Angelo Rizzuto, in 1959, was going for the same feeling as Berenice Abbott in her Changing New York photos twenty years earlier: contrast the new and the old. In this case we’ve got three eras represented: the mid- to late-1800s in the rowhouses and tenements along Third Avenue, the street running top to bottom of the shot; the 1920s and 30s in the apartment house on the far left, and (left to right) the Chanin, Chrysler, and Daily News Buildings along 42nd Street, and the 1950s in the stockier high-rises with panelized, mostly-glass curtain walls.

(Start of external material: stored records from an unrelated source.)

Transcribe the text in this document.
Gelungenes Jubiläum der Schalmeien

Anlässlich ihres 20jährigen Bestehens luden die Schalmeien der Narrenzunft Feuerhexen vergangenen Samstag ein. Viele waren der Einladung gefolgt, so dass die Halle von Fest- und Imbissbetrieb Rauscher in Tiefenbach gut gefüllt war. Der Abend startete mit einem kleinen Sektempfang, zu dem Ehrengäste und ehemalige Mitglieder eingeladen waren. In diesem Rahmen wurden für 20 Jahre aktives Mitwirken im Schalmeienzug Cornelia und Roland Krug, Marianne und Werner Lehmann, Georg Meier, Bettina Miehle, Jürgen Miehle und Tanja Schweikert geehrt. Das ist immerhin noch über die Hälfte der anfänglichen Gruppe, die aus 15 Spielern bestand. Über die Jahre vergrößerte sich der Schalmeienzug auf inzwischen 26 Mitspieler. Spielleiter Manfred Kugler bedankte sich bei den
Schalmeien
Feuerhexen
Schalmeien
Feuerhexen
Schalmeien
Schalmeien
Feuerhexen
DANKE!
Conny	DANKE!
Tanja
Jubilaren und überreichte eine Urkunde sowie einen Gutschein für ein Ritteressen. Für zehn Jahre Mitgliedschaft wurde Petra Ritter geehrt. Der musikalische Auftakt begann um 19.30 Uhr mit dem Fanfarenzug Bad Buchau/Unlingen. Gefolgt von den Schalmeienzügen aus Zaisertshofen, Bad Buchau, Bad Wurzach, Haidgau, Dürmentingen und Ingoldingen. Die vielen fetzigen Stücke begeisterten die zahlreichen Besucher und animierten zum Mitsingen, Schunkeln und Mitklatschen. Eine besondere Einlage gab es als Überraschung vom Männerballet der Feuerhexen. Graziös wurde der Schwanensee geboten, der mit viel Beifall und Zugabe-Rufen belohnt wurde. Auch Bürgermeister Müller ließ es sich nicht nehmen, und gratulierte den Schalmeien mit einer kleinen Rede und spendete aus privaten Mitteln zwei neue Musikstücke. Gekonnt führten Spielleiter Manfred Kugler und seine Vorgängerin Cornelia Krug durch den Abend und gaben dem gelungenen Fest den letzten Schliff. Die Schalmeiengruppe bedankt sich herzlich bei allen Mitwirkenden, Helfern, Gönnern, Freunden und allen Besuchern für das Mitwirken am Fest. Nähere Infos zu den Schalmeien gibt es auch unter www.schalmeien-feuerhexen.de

https://hdl.loc.gov/loc.pnp/ppmsca.70552

(As a side note, this is another unfortunately mislabeled photo. It is not an “Aerial view of New York City at East 43rd Street” because it was taken from well south of 42nd Street looking north. It may well be East 33rd Street, but figuring that out is more detective work than I’m willing to put in for this.)

The contrast is the result of something that is not in the photo but whose presence is: the Third Avenue el. It had been closed in midtown in 1955 and demolished shortly afterwards. Within a few years, many of those low-rise buildings, which had been considered to be nearly worthless because of the immediately-adjacent presence of the el, would be demolished and replaced by new and much larger structures. Similar redevelopment took place on Second and Sixth Avenues after the els were removed; Ninth Avenue less so.

It probably goes without saying that midtown east – the background of this photo – is now much more heavily built up with high-rises.